AB ülkelerinde en fazla elde edilen balıkçılık ürünleri çaça balığı, ringa, uskumru, tuna balığı, sardalya, hamsi ve kabuklu deniz ürünleridir. Yetiştiricilik ise daha çok alabalık, somon, midye istiridye, levrek, karagöz ve kalkan üretiminde yoğunlaşmıştır AB, 2001 yılında yaklaşık 1.6 milyon ton su ürünü ihraç etmiş, aynı dönem içinde 4.4 milyon ton ithalat yapmıştır. Bu durum, AB’nin su ürünleri potansiyeli hakkında ipucu vermektedir.

Ülkemizde bu sektör, tarım sektörü içinde AB uyum sürecini tamamlama aşamasına gelmiş tek sektör olup AB’ye ihraç edilen tek hayvansal ürün de balık ve balıkçılık ürünleridir. Türkiye kültür balıkçılığı için uygun iç sulara, tatlı sulara ve denizlere sahiptir. Kültür balıkçılığının geleceği tahminlerin ötesinde bir önem arz etmektedir. 
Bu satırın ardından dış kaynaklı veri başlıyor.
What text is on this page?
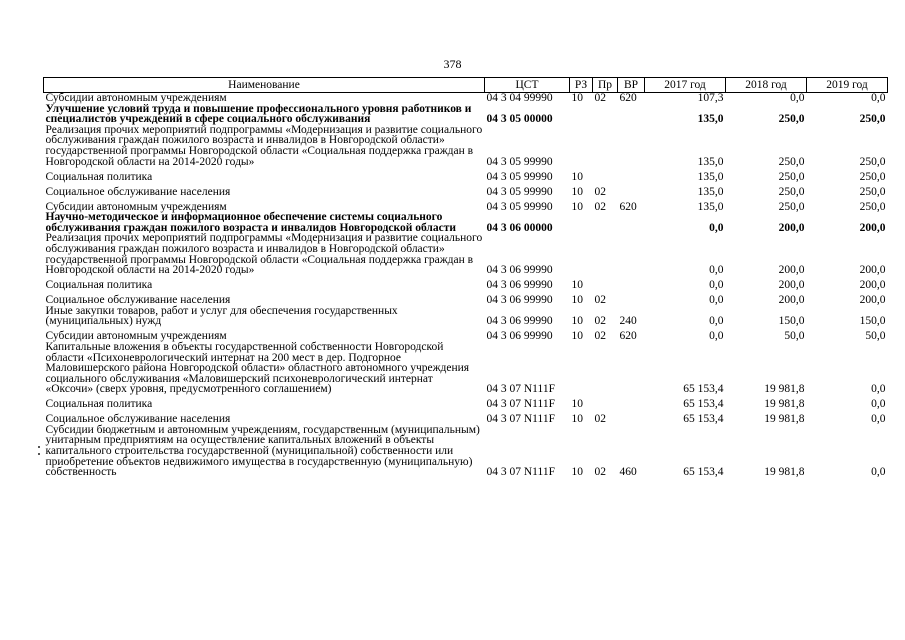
378
Наименование	ЦСТ	РЗ	Пр	ВР	2017 год	2018 год	2019 год
Субсидии автономным учреждениям	04 3 04 99990	10	02	620	107,3	0,0	0,0
Улучшение условий труда и повышение профессионального уровня работников и специалистов учреждений в сфере социального обслуживания	04 3 05 00000				135,0	250,0	250,0
Реализация прочих мероприятий подпрограммы «Модернизация и развитие социального обслуживания граждан пожилого возраста и инвалидов в Новгородской области» государственной программы Новгородской области «Социальная поддержка граждан в Новгородской области на 2014-2020 годы»	04 3 05 99990				135,0	250,0	250,0
Социальная политика	04 3 05 99990	10			135,0	250,0	250,0
Социальное обслуживание населения	04 3 05 99990	10	02		135,0	250,0	250,0
Субсидии автономным учреждениям	04 3 05 99990	10	02	620	135,0	250,0	250,0
Научно-методическое и информационное обеспечение системы социального обслуживания граждан пожилого возраста и инвалидов Новгородской области	04 3 06 00000				0,0	200,0	200,0
Реализация прочих мероприятий подпрограммы «Модернизация и развитие социального обслуживания граждан пожилого возраста и инвалидов в Новгородской области» государственной программы Новгородской области «Социальная поддержка граждан в Новгородской области на 2014-2020 годы»	04 3 06 99990				0,0	200,0	200,0
Социальная политика	04 3 06 99990	10			0,0	200,0	200,0
Социальное обслуживание населения	04 3 06 99990	10	02		0,0	200,0	200,0
Иные закупки товаров, работ и услуг для обеспечения государственных (муниципальных) нужд	04 3 06 99990	10	02	240	0,0	150,0	150,0
Субсидии автономным учреждениям	04 3 06 99990	10	02	620	0,0	50,0	50,0
Капитальные вложения в объекты государственной собственности Новгородской области «Психоневрологический интернат на 200 мест в дер. Подгорное Маловишерского района Новгородской области» областного автономного учреждения социального обслуживания «Маловишерский психоневрологический интернат «Оксочи» (сверх уровня, предусмотренного соглашением)	04 3 07 N111F				65 153,4	19 981,8	0,0
Социальная политика	04 3 07 N111F	10			65 153,4	19 981,8	0,0
Социальное обслуживание населения	04 3 07 N111F	10	02		65 153,4	19 981,8	0,0
Субсидии бюджетным и автономным учреждениям, государственным (муниципальным) унитарным предприятиям на осуществление капитальных вложений в объекты капитального строительства государственной (муниципальной) собственности или приобретение объектов недвижимого имущества в государственную (муниципальную) собственность	04 3 07 N111F	10	02	460	65 153,4	19 981,8	0,0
Türkiye, 8 bin 333 km deniz kıyısı ve su ürünleri üretim alanı olarak kullanılabilecek 178 bin km uzunluğunda akarsu, yüzey alanları 200 bin hektarın üzerinde olan yaklaşık 200 adet doğal göl ve 3 bin 442 km2 genişliğinde baraj gölüne sahiptir. Avrupa Birliğine hindi, et ve tavuk mamulleri ihracatı belli kalemler dışında yasaktır. Hayvansal ürün olarak sadece balık mamulleri ihracatı yapılabilmektedir. İhraç edilebilen tek hayvansal ürün olduğu için de su ürünlerine olan önem artmaktadır. İşletmelerin ihracat birlikleri, ZMO ve üniversitelerden uzman katkılarıyla organize olup ithalat, ihracat ve yurtiçi pazarında ülkemizde su ürünleri için istenilen kriterleri AB yasaları, Codex Alimentarius ve FDA gibi diğer yasal kuruluşların yasalarıyla karşılaştırıp haksız ve gereksiz yasalar ya da kriterler varsa ilgili yönetmeliklerimizin yeniden gözden geçirilmesini sağlama yoluna gitmeleri tavsiye edilir.